An immediate advantage of working digitally is that it offers functionality that traditional pen and paper designs could never provide. BIM software, for example, can simulate real world elements such as sunlight, wear and tear, and can populate the building. The ability to add these elements helps designers and engineers better understand how their building will react to say, high winds, ensuring a safer build and a higher quality finish.
Product manufacturers also create 3D building information models alongside their products. These models can then be downloaded and tried and tested within a building. The aim is to help the designer visualise certain flooring or wall cladding, without having to purchase test run products, which are both costly and take time to install.

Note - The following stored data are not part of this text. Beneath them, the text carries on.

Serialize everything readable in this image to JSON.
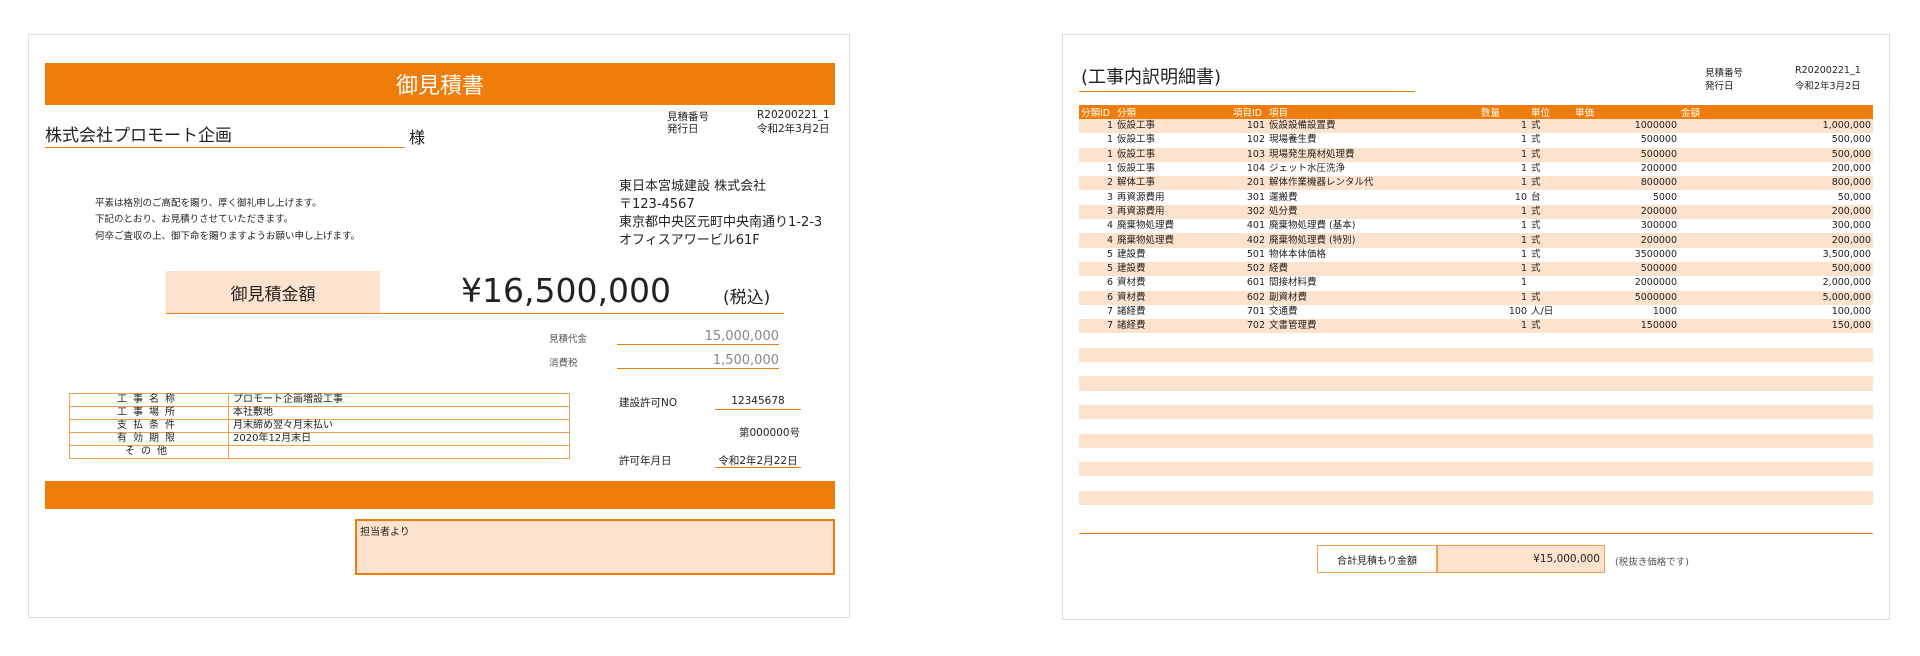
{
  "left": {
    "title": "御見積書",
    "quote_no_label": "見積番号",
    "quote_no": "R20200221_1",
    "issue_date_label": "発行日",
    "issue_date": "令和2年3月2日",
    "client_name": "株式会社プロモート企画",
    "honorific": "様",
    "greeting_lines": [
      "平素は格別のご高配を賜り、厚く御礼申し上げます。",
      "下記のとおり、お見積りさせていただきます。",
      "何卒ご査収の上、御下命を賜りますようお願い申し上げます。"
    ],
    "company": {
      "name": "東日本宮城建設 株式会社",
      "postal": "〒123-4567",
      "address1": "東京都中央区元町中央南通り1-2-3",
      "address2": "オフィスアワービル61F"
    },
    "amount_label": "御見積金額",
    "amount": "¥16,500,000",
    "tax_included": "(税込)",
    "subtotal_label": "見積代金",
    "subtotal": "15,000,000",
    "tax_label": "消費税",
    "tax": "1,500,000",
    "info_rows": [
      {
        "label": "工事名称",
        "value": "プロモート企画増設工事"
      },
      {
        "label": "工事場所",
        "value": "本社敷地"
      },
      {
        "label": "支払条件",
        "value": "月末締め翌々月末払い"
      },
      {
        "label": "有効期限",
        "value": "2020年12月末日"
      },
      {
        "label": "その他",
        "value": ""
      }
    ],
    "license_label": "建設許可NO",
    "license_no": "12345678",
    "license_no2": "第000000号",
    "license_date_label": "許可年月日",
    "license_date": "令和2年2月22日",
    "memo_label": "担当者より"
  },
  "right": {
    "title": "(工事内訳明細書)",
    "quote_no_label": "見積番号",
    "quote_no": "R20200221_1",
    "issue_date_label": "発行日",
    "issue_date": "令和2年3月2日",
    "headers": [
      "分類ID",
      "分類",
      "項目ID",
      "項目",
      "数量",
      "単位",
      "単価",
      "金額"
    ],
    "rows": [
      {
        "cat_id": "1",
        "cat": "仮設工事",
        "item_id": "101",
        "item": "仮設設備設置費",
        "qty": "1",
        "unit": "式",
        "price": "1000000",
        "amount": "1,000,000"
      },
      {
        "cat_id": "1",
        "cat": "仮設工事",
        "item_id": "102",
        "item": "現場養生費",
        "qty": "1",
        "unit": "式",
        "price": "500000",
        "amount": "500,000"
      },
      {
        "cat_id": "1",
        "cat": "仮設工事",
        "item_id": "103",
        "item": "現場発生廃材処理費",
        "qty": "1",
        "unit": "式",
        "price": "500000",
        "amount": "500,000"
      },
      {
        "cat_id": "1",
        "cat": "仮設工事",
        "item_id": "104",
        "item": "ジェット水圧洗浄",
        "qty": "1",
        "unit": "式",
        "price": "200000",
        "amount": "200,000"
      },
      {
        "cat_id": "2",
        "cat": "解体工事",
        "item_id": "201",
        "item": "解体作業機器レンタル代",
        "qty": "1",
        "unit": "式",
        "price": "800000",
        "amount": "800,000"
      },
      {
        "cat_id": "3",
        "cat": "再資源費用",
        "item_id": "301",
        "item": "運搬費",
        "qty": "10",
        "unit": "台",
        "price": "5000",
        "amount": "50,000"
      },
      {
        "cat_id": "3",
        "cat": "再資源費用",
        "item_id": "302",
        "item": "処分費",
        "qty": "1",
        "unit": "式",
        "price": "200000",
        "amount": "200,000"
      },
      {
        "cat_id": "4",
        "cat": "廃棄物処理費",
        "item_id": "401",
        "item": "廃棄物処理費 (基本)",
        "qty": "1",
        "unit": "式",
        "price": "300000",
        "amount": "300,000"
      },
      {
        "cat_id": "4",
        "cat": "廃棄物処理費",
        "item_id": "402",
        "item": "廃棄物処理費 (特別)",
        "qty": "1",
        "unit": "式",
        "price": "200000",
        "amount": "200,000"
      },
      {
        "cat_id": "5",
        "cat": "建設費",
        "item_id": "501",
        "item": "物体本体価格",
        "qty": "1",
        "unit": "式",
        "price": "3500000",
        "amount": "3,500,000"
      },
      {
        "cat_id": "5",
        "cat": "建設費",
        "item_id": "502",
        "item": "経費",
        "qty": "1",
        "unit": "式",
        "price": "500000",
        "amount": "500,000"
      },
      {
        "cat_id": "6",
        "cat": "資材費",
        "item_id": "601",
        "item": "間接材料費",
        "qty": "1",
        "unit": "",
        "price": "2000000",
        "amount": "2,000,000"
      },
      {
        "cat_id": "6",
        "cat": "資材費",
        "item_id": "602",
        "item": "副資材費",
        "qty": "1",
        "unit": "式",
        "price": "5000000",
        "amount": "5,000,000"
      },
      {
        "cat_id": "7",
        "cat": "諸経費",
        "item_id": "701",
        "item": "交通費",
        "qty": "100",
        "unit": "人/日",
        "price": "1000",
        "amount": "100,000"
      },
      {
        "cat_id": "7",
        "cat": "諸経費",
        "item_id": "702",
        "item": "文書管理費",
        "qty": "1",
        "unit": "式",
        "price": "150000",
        "amount": "150,000"
      }
    ],
    "total_label": "合計見積もり金額",
    "total": "¥15,000,000",
    "total_note": "(税抜き価格です)"
  },
  "colors": {
    "accent": "#f07d0a",
    "light": "#fde3cd"
  }
}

This is a key principle of BIM and one of its most prevalent advantages. It essentially means that everything within a model is connected. If you move a wall, all the elements attached to that wall will shift with it. If the volume of your floor rises, so will the quantities of material required to lay the floor, which the software will work out and present to you.
This principle holds true for models that have been created independently and then brought together in a collaborative project.
Presenting a completed design is made easier within BIM. The software shows intricate details for each section of design, including product quantity. With fly-throughs, potential retailers or building contractors can visualise the building in greater detail than ever before. The digital 3D visualisation can come to life, showing how the building would operate as a commercial retail space or a housing development.
BIM, however, isn’t without its issues. One of the loudest criticisms against BIM is that of authorship. As we see more and more consultants and teams using BIM collaboratively, we see the distinction between who has authored what, blur. Sight of where one consultant’s work on the project ends also becomes difficult to distinguish, which in turn could create issues of liability further down the line.
One other common issue often mentioned alongside BIM is its steep learning curve. Many businesses may struggle with finding time to help their team adopt a new process while managing their continuing workload.
In the coming years, it’s likely that we’ll see BIM become much more widespread and a vast improvement in industry skill-sets as a result. It’s also likely that we will see saturation in the amount of BIM software on the market and a shift towards an industry standard. VR may also play a role in BIM’s future, too. As VR technology improves it offers a wealth of new opportunities, such as the ability for designers to visualise their work like never before, interacting with the environment that they have created.